Marketing To The Brain’s Rational Mode
What percentage of cars produced in the United States currently come with a manual stick shift transmission? About 1 percent. It makes sense. Why think when you don’t have to? This mentality is not unique to the auto industry. It is directly analogous to how the brain works regarding decision-making.
The Brain Systems
The brain does not want to think unless it has to make a decision. Unlike cars, humans have situations where we need to stop and think through our steps in manual mode. Neuroscientist Daniel Kahneman dubbed the manual mode System 2. It is paramount for marketers to understand System 2, its impact on consumer behavior, and how to calibrate tactics accordingly.
Most of the time, the brain prefers to go with the flow. So it cruises along in automatic mode, what Kahneman calls System 1. System 1 is the quick, intuitive way of making decisions which is the exact opposite of System 2.
But there are times when exerting the mental energy to take manual control is necessary, which is where System 2 is needed. It happens in real life all the time. Take this scenario, for example. Assume you grew up speaking only one language, English, and you find yourself traveling to a non-English speaking country. Imagine coming across a local person asking you something in thier native tongue. It will be automatic for you to respond in English the first few times. Even if you are proficient in other languages, the initial response for the first few instances is likely in English before adjusting over time.
This is because your brain prefers System 1 and is reluctant to switch to System 2. As a result, you have to pause, proactively decide to think deeply about something, and not just “go with the flow.” In other words, your System 1 needs to be overridden by your slow and deliberative System 2.
It is not as simple as it sounds to switch to System 2. The switch does not happen automatically; it must be done manually. You have to literally fight off the impulse to go with the System 1 response. You must fight off the instinct to speak in your native language. Exerting control is like being a salmon swimming upstream. Everything is pushing you in the direction of System 1, and you’re forcing yourself to go against it.
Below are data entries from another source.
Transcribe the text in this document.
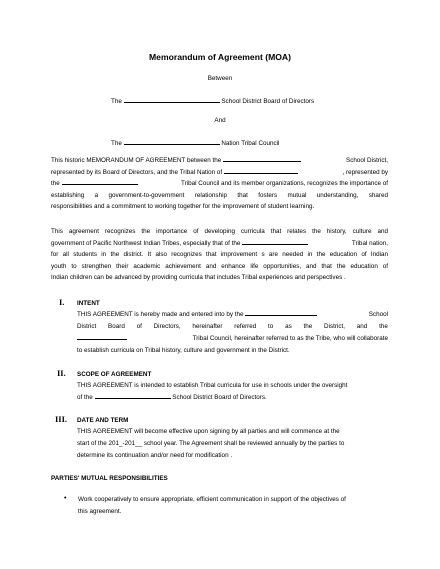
Memorandum of Agreement (MOA)
Between
The	School District Board of Directors
And
The	Nation Tribal Council
This historic MEMORANDUM OF AGREEMENT between the	School District,
represented by its Board of Directors, and the Tribal Nation of	, represented by
the	Tribal Council and its member organizations, recognizes the importance of
establishing a government-to-government relationship that fosters mutual understanding, shared
responsibilities and a commitment to working together for the improvement of student learning.
This agreement recognizes the importance of developing curricula that relates the history, culture and
government of Pacific Northwest Indian Tribes, especially that of the	Tribal nation,
for all students in the district. It also recognizes that improvement s are needed in the education of Indian
youth to strengthen their academic achievement and enhance life opportunities, and that the education of
Indian children can be advanced by providing curricula that includes Tribal experiences and perspectives .
I. INTENT
THIS AGREEMENT is hereby made and entered into by the	School
District Board of Directors, hereinafter referred to as the District, and the
Tribal Council, hereinafter referred to as the Tribe, who will collaborate
to establish curricula on Tribal history, culture and government in the District.
II. SCOPE OF AGREEMENT
THIS AGREEMENT is intended to establish Tribal curricula for use in schools under the oversight
of the	School District Board of Directors.
III. DATE AND TERM
THIS AGREEMENT will become effective upon signing by all parties and will commence at the
start of the 201_-201__ school year. The Agreement shall be reviewed annually by the parties to
determine its continuation and/or need for modification .
PARTIES' MUTUAL RESPONSIBILITIES
• Work cooperatively to ensure appropriate, efficient communication in support of the objectives of
this agreement.
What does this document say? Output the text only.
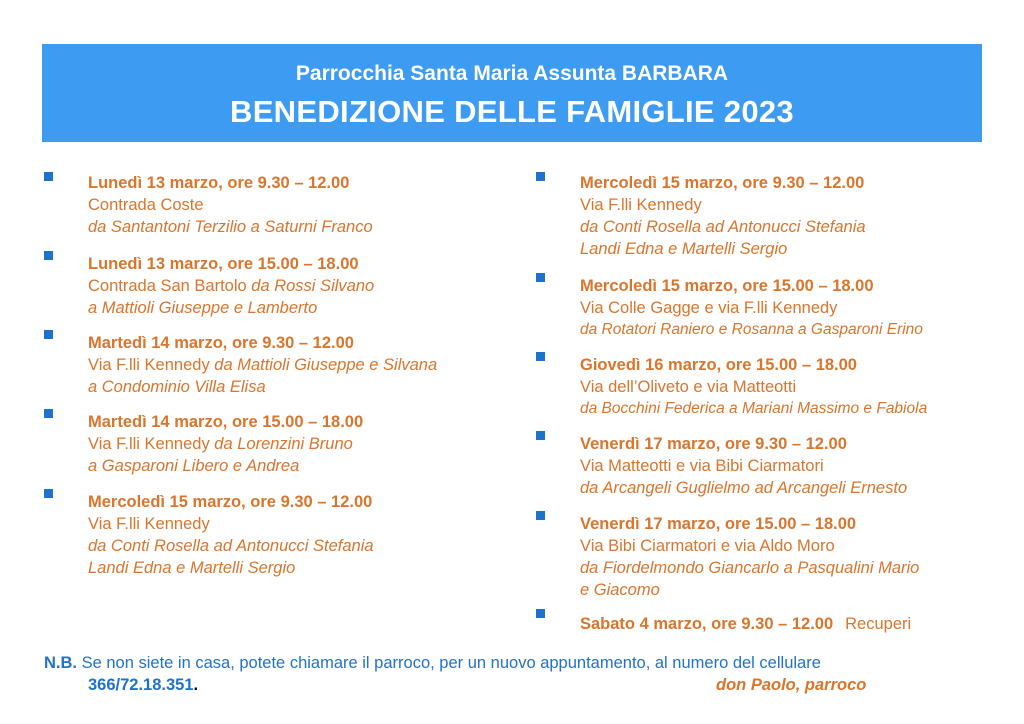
Parrocchia Santa Maria Assunta BARBARA
BENEDIZIONE DELLE FAMIGLIE 2023
Lunedì 13 marzo, ore 9.30 – 12.00
Contrada Coste
da Santantoni Terzilio a Saturni Franco
Lunedì 13 marzo, ore 15.00 – 18.00
Contrada San Bartolo da Rossi Silvano
a Mattioli Giuseppe e Lamberto
Martedì 14 marzo, ore 9.30 – 12.00
Via F.lli Kennedy da Mattioli Giuseppe e Silvana
a Condominio Villa Elisa
Martedì 14 marzo, ore 15.00 – 18.00
Via F.lli Kennedy da Lorenzini Bruno
a Gasparoni Libero e Andrea
Mercoledì 15 marzo, ore 9.30 – 12.00
Via F.lli Kennedy
da Conti Rosella ad Antonucci Stefania
Landi Edna e Martelli Sergio
Mercoledì 15 marzo, ore 9.30 – 12.00
Via F.lli Kennedy
da Conti Rosella ad Antonucci Stefania
Landi Edna e Martelli Sergio
Mercoledì 15 marzo, ore 15.00 – 18.00
Via Colle Gagge e via F.lli Kennedy
da Rotatori Raniero e Rosanna a Gasparoni Erino
Giovedì 16 marzo, ore 15.00 – 18.00
Via dell’Oliveto e via Matteotti
da Bocchini Federica a Mariani Massimo e Fabiola
Venerdì 17 marzo, ore 9.30 – 12.00
Via Matteotti e via Bibi Ciarmatori
da Arcangeli Guglielmo ad Arcangeli Ernesto
Venerdì 17 marzo, ore 15.00 – 18.00
Via Bibi Ciarmatori e via Aldo Moro
da Fiordelmondo Giancarlo a Pasqualini Mario
e Giacomo
Sabato 4 marzo, ore 9.30 – 12.00 Recuperi
N.B. Se non siete in casa, potete chiamare il parroco, per un nuovo appuntamento, al numero del cellulare
366/72.18.351.	don Paolo, parroco
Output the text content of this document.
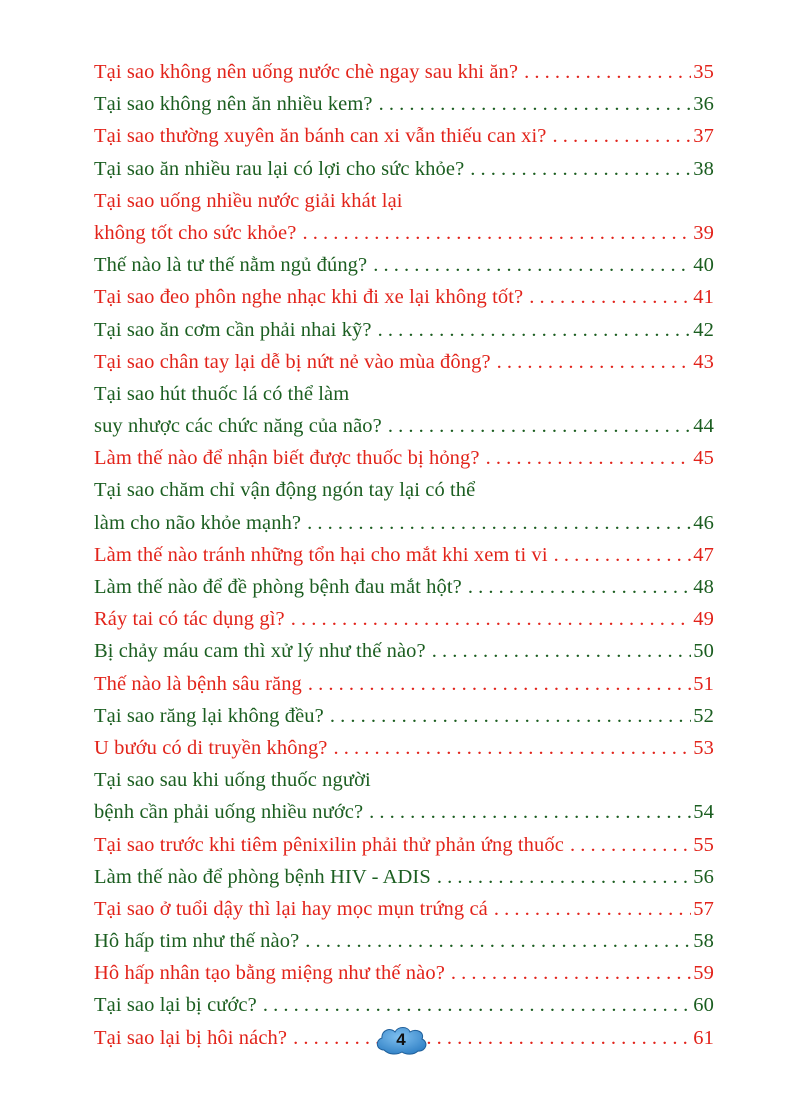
Tại sao không nên uống nước chè ngay sau khi ăn? . . .	35
Tại sao không nên ăn nhiều kem? . . .	36
Tại sao thường xuyên ăn bánh can xi vẫn thiếu can xi? . . .	37
Tại sao ăn nhiều rau lại có lợi cho sức khỏe? . . .	38
Tại sao uống nhiều nước giải khát lại
không tốt cho sức khỏe? . . .	39
Thế nào là tư thế nằm ngủ đúng? . . .	40
Tại sao đeo phôn nghe nhạc khi đi xe lại không tốt? . . .	41
Tại sao ăn cơm cần phải nhai kỹ? . . .	42
Tại sao chân tay lại dễ bị nứt nẻ vào mùa đông? . . .	43
Tại sao hút thuốc lá có thể làm
suy nhược các chức năng của não? . . .	44
Làm thế nào để nhận biết được thuốc bị hỏng? . . .	45
Tại sao chăm chỉ vận động ngón tay lại có thể
làm cho não khỏe mạnh? . . .	46
Làm thế nào tránh những tổn hại cho mắt khi xem ti vi . . .	47
Làm thế nào để đề phòng bệnh đau mắt hột? . . .	48
Ráy tai có tác dụng gì? . . .	49
Bị chảy máu cam thì xử lý như thế nào? . . .	50
Thế nào là bệnh sâu răng . . .	51
Tại sao răng lại không đều? . . .	52
U bướu có di truyền không? . . .	53
Tại sao sau khi uống thuốc người
bệnh cần phải uống nhiều nước? . . .	54
Tại sao trước khi tiêm pênixilin phải thử phản ứng thuốc . . .	55
Làm thế nào để phòng bệnh HIV - ADIS . . .	56
Tại sao ở tuổi dậy thì lại hay mọc mụn trứng cá . . .	57
Hô hấp tim như thế nào? . . .	58
Hô hấp nhân tạo bằng miệng như thế nào? . . .	59
Tại sao lại bị cước? . . .	60
Tại sao lại bị hôi nách? . . .	61
4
Impulsive decision-making is a result of System 1, and your armor against impulse is System 2.
Purchasing With Purpose
For consumers, certain purchases naturally require analysis and deliberate thought. This is where marketers should optimize for System 2. In general, System 2 helps with big-ticket purchases or complex products which require multiple buy-ins. Think about shopping for auto insurance, a new home, office space, a cloud service for your employees, a new account software, or CRM for your company. No one ever signs a three-million-dollar SalesForce contract on a whim. As marketers, the first step is to review your products. Evaluate which of your products could be a System 2 product.
Next, evaluate the communication around said products. Is the communication speaking to the reactive, quick, and emotional System 1? Or is the communication speaking to the rational, deliberate, and logical System 2? It should be the latter. The goal with System 2 products is to market them by slowing the consumers down. Therefore, marketing tactics should provide objective reasons to justify the purchase. Typical forms of System 2 marketing include white papers, reviews, testimonials, case studies, etc.
Unlike a car’s stick shift transmission, marketers cannot engineer their way out of a manual mode. Instead, they must speak the language of logic, reason, and analysis to progress the consumer towards a purchase.